Aristote définissait simultanément l'homme comme un ''animal doué de logos'' et comme un ''animal politique''. Le logos est au cœur de la pensée des Grecs. Pour traduire le terme, il faudrait un mot qui signifie à la fois ''parole'', ''raison'' et ''mesure''. Et c'est justement parce que l'homme est ''doué de logos'' qu'il est un ''animal politique'', c'est-à-dire un être qui ne peut vivre que dans une société où la communication est particulièrement développée (songeons à l'Agora où les grecs débattaient des affaires politiques d'Athènes, à Socrate interrogeant tout un chacun). Que le langage puisse définir l'homme n'est pas rien : on ne comprend pas ce qu'est le langage si l'on pense qu'il est une qualité humaine parmi d'autres (comme la vue, par exemple). Intelligence et langage sont inséparables.
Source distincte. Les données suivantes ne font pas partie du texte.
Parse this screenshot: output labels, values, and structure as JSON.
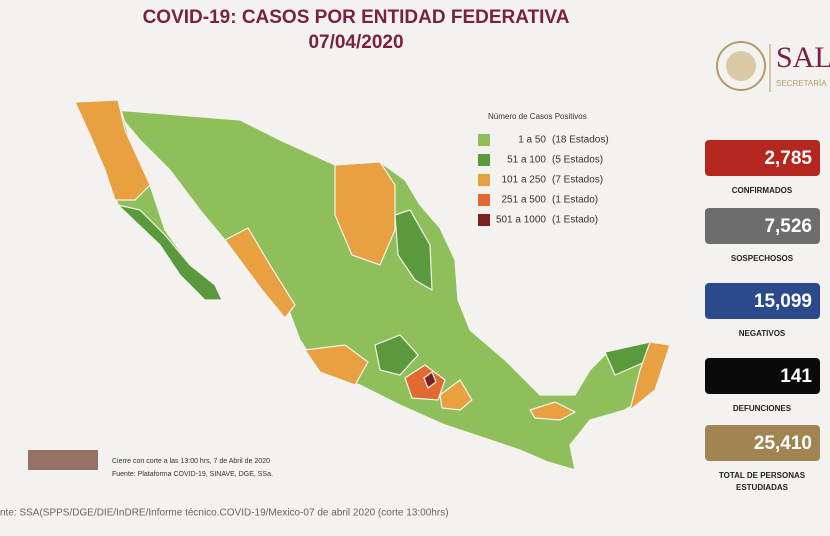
{
  "header": {
    "title": "COVID-19: CASOS POR ENTIDAD FEDERATIVA",
    "date": "07/04/2020",
    "logo": "SAL",
    "logo_sub": "SECRETARÍA"
  },
  "legend": {
    "title": "Número de Casos Positivos",
    "rows": [
      {
        "range": "1 a 50",
        "count": "(18 Estados)"
      },
      {
        "range": "51 a 100",
        "count": "(5 Estados)"
      },
      {
        "range": "101 a 250",
        "count": "(7 Estados)"
      },
      {
        "range": "251 a 500",
        "count": "(1 Estado)"
      },
      {
        "range": "501 a 1000",
        "count": "(1 Estado)"
      }
    ]
  },
  "stats": [
    {
      "value": "2,785",
      "label": "CONFIRMADOS"
    },
    {
      "value": "7,526",
      "label": "SOSPECHOSOS"
    },
    {
      "value": "15,099",
      "label": "NEGATIVOS"
    },
    {
      "value": "141",
      "label": "DEFUNCIONES"
    },
    {
      "value": "25,410",
      "label": "TOTAL DE PERSONAS ESTUDIADAS"
    }
  ],
  "notes": [
    "Cierre con corte a las 13:00 hrs, 7 de Abril de 2020",
    "Fuente: Plataforma COVID-19, SINAVE, DGE, SSa."
  ],
  "footer": "nte: SSA(SPPS/DGE/DIE/InDRE/Informe técnico.COVID-19/Mexico-07 de abril 2020 (corte 13:00hrs)"
}
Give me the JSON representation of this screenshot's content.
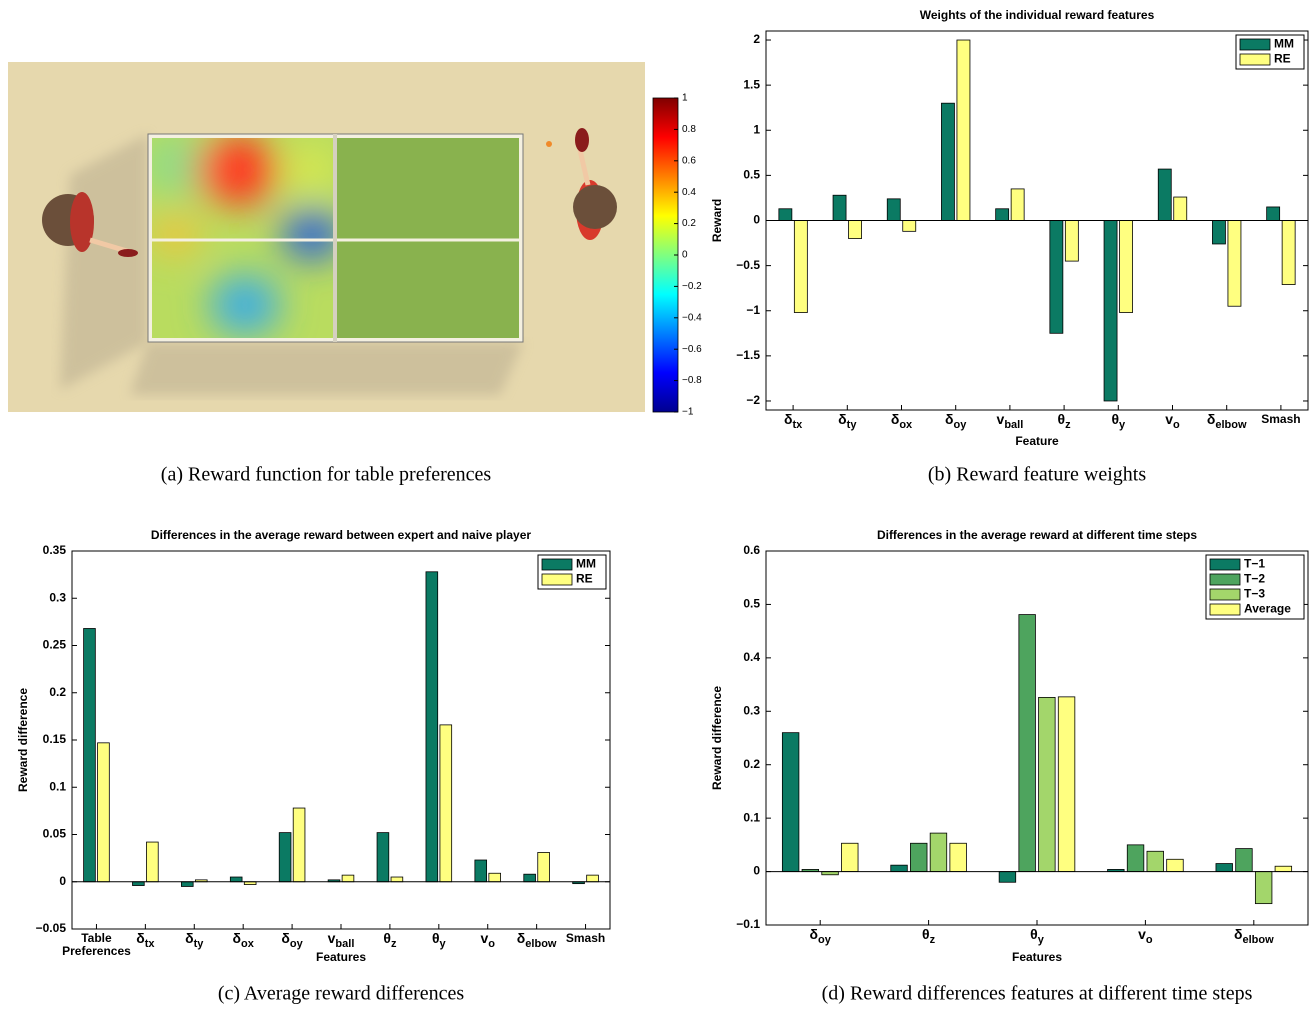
{
  "chart_data": [
    {
      "type": "heatmap",
      "caption": "(a) Reward function for table preferences",
      "clim": [
        -1,
        1
      ],
      "cticks": [
        1,
        0.8,
        0.6,
        0.4,
        0.2,
        0,
        {
          "value": -0.2,
          "label": "−0.2"
        },
        {
          "value": -0.4,
          "label": "−0.4"
        },
        {
          "value": -0.6,
          "label": "−0.6"
        },
        {
          "value": -0.8,
          "label": "−0.8"
        },
        {
          "value": -1,
          "label": "−1"
        }
      ]
    },
    {
      "type": "bar",
      "title": "Weights of the individual reward features",
      "caption": "(b) Reward feature weights",
      "xlabel": "Feature",
      "ylabel": "Reward",
      "categories": [
        "δtx",
        "δty",
        "δox",
        "δoy",
        "vball",
        "θz",
        "θy",
        "vo",
        "δelbow",
        "Smash"
      ],
      "series": [
        {
          "name": "MM",
          "color": "#0b7a63",
          "values": [
            0.13,
            0.28,
            0.24,
            1.3,
            0.13,
            -1.25,
            -2.0,
            0.57,
            -0.26,
            0.15
          ]
        },
        {
          "name": "RE",
          "color": "#ffff80",
          "values": [
            -1.02,
            -0.2,
            -0.12,
            2.0,
            0.35,
            -0.45,
            -1.02,
            0.26,
            -0.95,
            -0.71
          ]
        }
      ],
      "ylim": [
        -2.1,
        2.1
      ],
      "yticks": [
        {
          "value": -2,
          "label": "−2"
        },
        {
          "value": -1.5,
          "label": "−1.5"
        },
        {
          "value": -1,
          "label": "−1"
        },
        {
          "value": -0.5,
          "label": "−0.5"
        },
        0,
        0.5,
        1,
        1.5,
        2
      ],
      "legend": "upper right"
    },
    {
      "type": "bar",
      "title": "Differences in the average reward between expert and naive player",
      "caption": "(c) Average reward differences",
      "xlabel": "Features",
      "ylabel": "Reward difference",
      "categories": [
        "Table Preferences",
        "δtx",
        "δty",
        "δox",
        "δoy",
        "vball",
        "θz",
        "θy",
        "vo",
        "δelbow",
        "Smash"
      ],
      "series": [
        {
          "name": "MM",
          "color": "#0b7a63",
          "values": [
            0.268,
            -0.004,
            -0.005,
            0.005,
            0.052,
            0.002,
            0.052,
            0.328,
            0.023,
            0.008,
            -0.002
          ]
        },
        {
          "name": "RE",
          "color": "#ffff80",
          "values": [
            0.147,
            0.042,
            0.002,
            -0.003,
            0.078,
            0.007,
            0.005,
            0.166,
            0.009,
            0.031,
            0.007
          ]
        }
      ],
      "ylim": [
        -0.05,
        0.35
      ],
      "yticks": [
        {
          "value": -0.05,
          "label": "−0.05"
        },
        0,
        0.05,
        0.1,
        0.15,
        0.2,
        0.25,
        0.3,
        0.35
      ],
      "legend": "upper right"
    },
    {
      "type": "bar",
      "title": "Differences in the average reward at different time steps",
      "caption": "(d) Reward differences features at different time steps",
      "xlabel": "Features",
      "ylabel": "Reward difference",
      "categories": [
        "δoy",
        "θz",
        "θy",
        "vo",
        "δelbow"
      ],
      "series": [
        {
          "name": "T−1",
          "color": "#0b7a63",
          "values": [
            0.26,
            0.012,
            -0.02,
            0.004,
            0.015
          ]
        },
        {
          "name": "T−2",
          "color": "#4ea45e",
          "values": [
            0.004,
            0.053,
            0.481,
            0.05,
            0.043
          ]
        },
        {
          "name": "T−3",
          "color": "#a3d66b",
          "values": [
            -0.006,
            0.072,
            0.326,
            0.038,
            -0.06
          ]
        },
        {
          "name": "Average",
          "color": "#ffff80",
          "values": [
            0.053,
            0.053,
            0.327,
            0.023,
            0.01
          ]
        }
      ],
      "ylim": [
        -0.1,
        0.6
      ],
      "yticks": [
        {
          "value": -0.1,
          "label": "−0.1"
        },
        0,
        0.1,
        0.2,
        0.3,
        0.4,
        0.5,
        0.6
      ],
      "legend": "upper right"
    }
  ]
}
Le langage ouvre l'homme à l'infinité des pensées et même des sentiments. Mais quelle est la nature exacte du langage ? Est-il le parfait miroir de la réalité ? Ou bien une sorte d'immense matrice plus ou moins éloignée de la réalité

Les abeilles effectuent une danse afin d'indiquer où se trouve le pollen
La communication est en un sens universelle. Si l'on comprend l'idée de communication en un sens large, on pourra affirmer que
tout communique dans la nature (la fleur avec le soleil, l'abeille avec la fleur). Ce sens est cependant très large et il convient de bien comprendre la spécificité de la communication humaine. Les animaux possèdent-ils un langage au sens humain du terme ? Les animaux peuvent effectivement communiquer entre eux, et cette communication est plus ou moins élaborée en fonction de l'espèce envisagée. Ce peut être des odeurs, des sons, des comportements. On a pu montrer, par exemple, qu'il y a une danse de l'abeille, une manière pour elle, rentrée à la ruche, d'indiquer à ses congénères, par des cercles, la distance et la direction d'une réserve de pollen.
Toutefois ces codes ne sont pas encore le langage humain, qui en diffère essentiellement.
C'est ce que la linguistique, depuis Ferdinand de Saussure, nous apprend:
La linguistique - qui a pour objet l'étude scientifique du langage - aboutit à ce constat que le langage est un système de communication caractérisé par une double articulation, impossible aux animaux. Évoquer un système, c'est signaler l'existence d'unités isolables, en nombre constant, constitutives de tous les messages, mais aussi celle de règles stables pour combiner ces unités. Quant à la double articulation, elle désigne le fait qu'un message est décomposable en monèmes (unités dotées d'une forme sonore et d'un sens) et en phonèmes (unités minimales d'articulation dénuées de sens) : "parlons" est ainsi constitué de deux monèmes (parl/ons - ce dernier signalant que l'action évoquée par le premier est accomplie par une ou plusieurs personnes) et de cinq phonèmes (p/a/r/l/ons - puisque je peux articuler, sans me soucier d'un sens : darlons, pirlons, paflons, etc.).
Cet aspect combinatoire n'existe pas chez les animaux, incapables de produire de nouveaux messages en combinant des extraits de ceux dont ils disposent. Comme chaque langue utilise un nombre restreint de phonèmes (quelques dizaines) pour composer un nombre potentiellement infini de messages, le système est particulièrement économique et performant.
Descartes affirme, dans sa lettre au marquis de Newcastle, que le
langage n'appartient qu'à l'homme, parce qu'il est le seul à penser : l'animal peut éventuellement émettre des sons, mais il ne parle pas, il n'est pas capable de justifier ce qu'il dit (en le reformulant) et de prouver qu'il en maîtrise la signification.
Il faut bien voir, en effet, que l'intelligence est inséparable du langage. Le langage a construit des idées abstraites et générales, qui sont la matrice de toute réflexion. Le mot ''structure'' par exemple nous invite à réfléchir sur toutes sortes de réalités en désignant l'idée d'une organisation première à l'œuvre dans toutes les choses. De fait, l'intelligence cherche toujours à concevoir des ''structures''. L'idée même de Dieu n'a de sens que pour un être de langage.